New Grassi Museum, second courtyard
New Grassi Museum, view from the Johannisfriedhof
The German special postage stamp from 1994 for the 125th anniversary of the museum shows a mask of the Makonde

history

The founding charter of the museum dates back to 1869; At the same time, the Leipziger Zeitung published a call for participation in the acquisition of the cultural-historical collection of the Dresden court councilor and senior librarian Gustav Friedrich Klemm . In the following year the collection could actually be bought; it was initially housed in the building of the former chemical laboratory in Leipzig. In the following decades the inventory of objects was expanded considerably through the purchase of various collections. From 1873 to 1904 the museum was run by an association “Museum für Völkerkunde”; exhibitions were shown in various Leipzig houses. In 1895 the collection moved to the newly built old Grassi Museum on Königsplatz - today the domicile of the Leipzig City Library - which had been built for this purpose over the previous three years. In 1904 the city of Leipzig took over the administration of the museum, in 1907 Karl Weule became director. Between 1925 and 1929 the new Grassi Museum was built on Johannisplatz; In 1927 the Museum of Ethnology moved in and after the death of Karl Weule, Fritz Krause became the new director.

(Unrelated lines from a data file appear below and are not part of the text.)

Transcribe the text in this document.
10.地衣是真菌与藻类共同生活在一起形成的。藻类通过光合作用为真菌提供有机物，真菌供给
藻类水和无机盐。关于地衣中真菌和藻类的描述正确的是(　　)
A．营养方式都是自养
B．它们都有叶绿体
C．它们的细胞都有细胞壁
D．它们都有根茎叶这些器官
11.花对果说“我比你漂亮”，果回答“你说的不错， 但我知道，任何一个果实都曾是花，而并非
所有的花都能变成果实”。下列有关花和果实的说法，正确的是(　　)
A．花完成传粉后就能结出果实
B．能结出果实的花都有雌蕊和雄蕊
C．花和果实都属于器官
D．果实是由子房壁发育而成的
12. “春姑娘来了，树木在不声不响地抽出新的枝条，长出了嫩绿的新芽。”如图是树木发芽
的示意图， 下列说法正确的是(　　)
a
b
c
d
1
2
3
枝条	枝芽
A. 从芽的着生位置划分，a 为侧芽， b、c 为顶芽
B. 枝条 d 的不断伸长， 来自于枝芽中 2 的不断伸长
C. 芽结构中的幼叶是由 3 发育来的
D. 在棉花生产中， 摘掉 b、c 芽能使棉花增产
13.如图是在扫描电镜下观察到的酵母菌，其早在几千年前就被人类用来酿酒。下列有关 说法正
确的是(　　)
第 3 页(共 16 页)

With the outbreak of World War II in 1939, museum operations came to a complete standstill. In 1943 the building was badly hit in air raids, with about 30,000 objects destroyed. The reconstruction of the house began in 1947 and the first permanent exhibitions were reopened in 1954. The following year Hans Damm became the new museum director; his successors were Wolfgang König (1970–1980), Lothar Stein (1980–2001) and finally Claus Deimel (since 2001). In 1981 there was a breakdown in the heating system, which brought the exhibition to a standstill for the next four years. It was not until 1985 that permanent exhibitions could be viewed again. Since 1991 the Museum für Völkerkunde zu Leipzig has been subordinate to the Saxon State Ministry for Science and Art . In 1994 a special stamp and a special letter were issued by the Deutsche Bundespost on the occasion of its 125th anniversary. The reconstruction of the Grassi Museum took place between 2000 and 2005, which involved a temporary relocation of the entire inventory. In November 2005, the first permanent exhibitions were reopened.

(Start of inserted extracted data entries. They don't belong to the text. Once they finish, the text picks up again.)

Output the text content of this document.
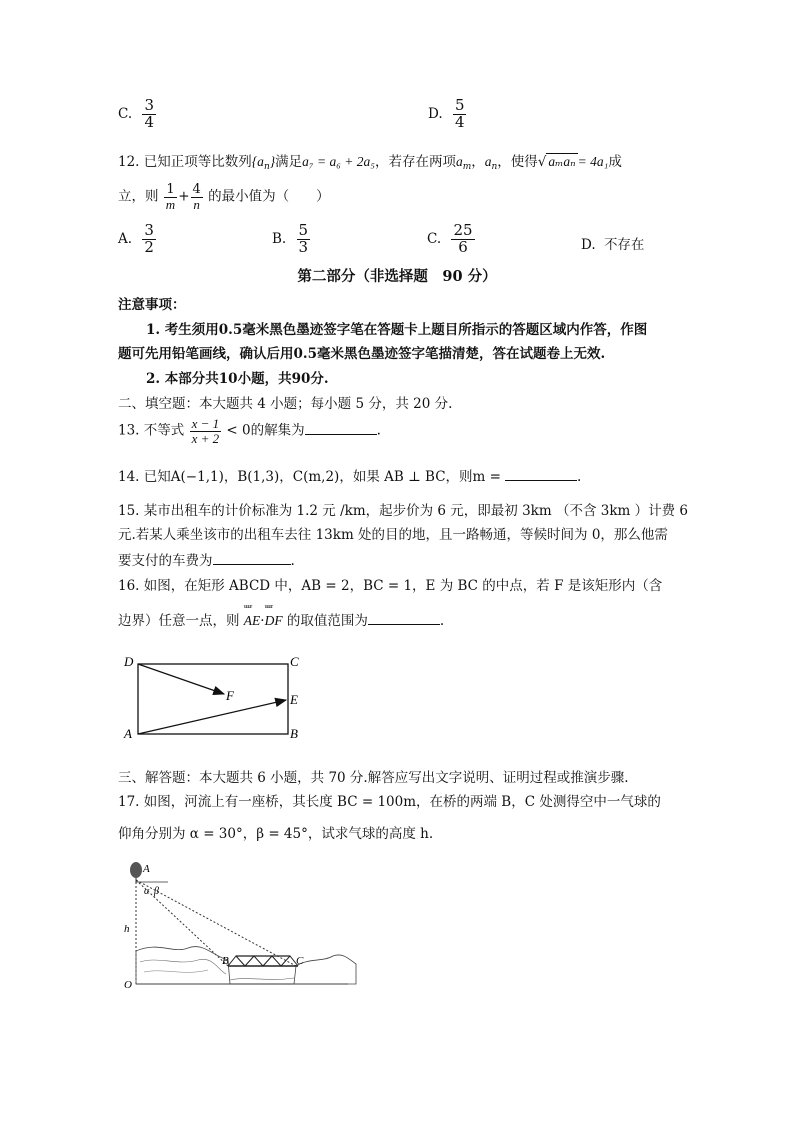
C. $\frac{3}{4}$	D. $\frac{5}{4}$
12. 已知正项等比数列$\{a_n\}$满足a₇ = a₆ + 2a₅，若存在两项$a_m$，$a_n$，使得√ aₘaₙ = 4a₁成
立，则 $\frac{1}{m} + \frac{4}{n}$ 的最小值为（　　）
A. $\frac{3}{2}$	B. $\frac{5}{3}$	C. $\frac{25}{6}$	D. 不存在
第二部分（非选择题　90 分）
注意事项：
1. 考生须用0.5毫米黑色墨迹签字笔在答题卡上题目所指示的答题区域内作答，作图
题可先用铅笔画线，确认后用0.5毫米黑色墨迹签字笔描清楚，答在试题卷上无效.
2. 本部分共10小题，共90分.
二、填空题：本大题共 4 小题；每小题 5 分，共 20 分.
13. 不等式 $\frac{x - 1}{x + 2} < 0$的解集为	.
14. 已知A(−1,1)，B(1,3)，C(m,2)，如果 AB ⊥ BC，则m =	.
15. 某市出租车的计价标准为 1.2 元 /km，起步价为 6 元，即最初 3km （不含 3km ）计费 6
元.若某人乘坐该市的出租车去往 13km 处的目的地，且一路畅通，等候时间为 0，那么他需
要支付的车费为	.
16. 如图，在矩形 ABCD 中，AB = 2，BC = 1，E 为 BC 的中点，若 F 是该矩形内（含
边界）任意一点，则 uuu r AE·uuu r DF 的取值范围为	.
D	C
A	B
E
F
三、解答题：本大题共 6 小题，共 70 分.解答应写出文字说明、证明过程或推演步骤.
17. 如图，河流上有一座桥，其长度 BC = 100m，在桥的两端 B，C 处测得空中一气球的
仰角分别为 α = 30°，β = 45°，试求气球的高度 h.
A
α β
h
O
B	C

In 2004 the museum merged with the ethnological museums in Dresden and Herrnhut to form the State Ethnographic Collections of Saxony , which have been part of the Dresden State Art Collections since 2010 .

Overview of the collection

Africa, Southeast Asia and South Asia are presented with exhibits in the permanent exhibition. The East Asian collections include over 20,000 objects from China (including Tibet and Taiwan ), Japan (approx. 9,000 objects) and Korea (approx. 2,000 objects) with the Ainu collection, the Japan collection of the former museum of the German Society for Nature - and ethnology of East Asia in Tokyo , the Japan collection for the world exhibitions in Vienna and Paris, the Japan collection of Karl Rathgens ( Tsuba , Menuki , Kozuka , color woodcuts ), the Japan collection of the medicine councilor Heinrich Botho Scheube , the collection Hermann Freiherr Speck von Sternburg (including Tibetan thangka and religious plastic, Chinese dragon robes), the Stenz collection ( Shandong ), a Taiwan collection with over 300 objects from the indigenous people of Taiwan, in particular the tau (yami) from the island of Lan Yu .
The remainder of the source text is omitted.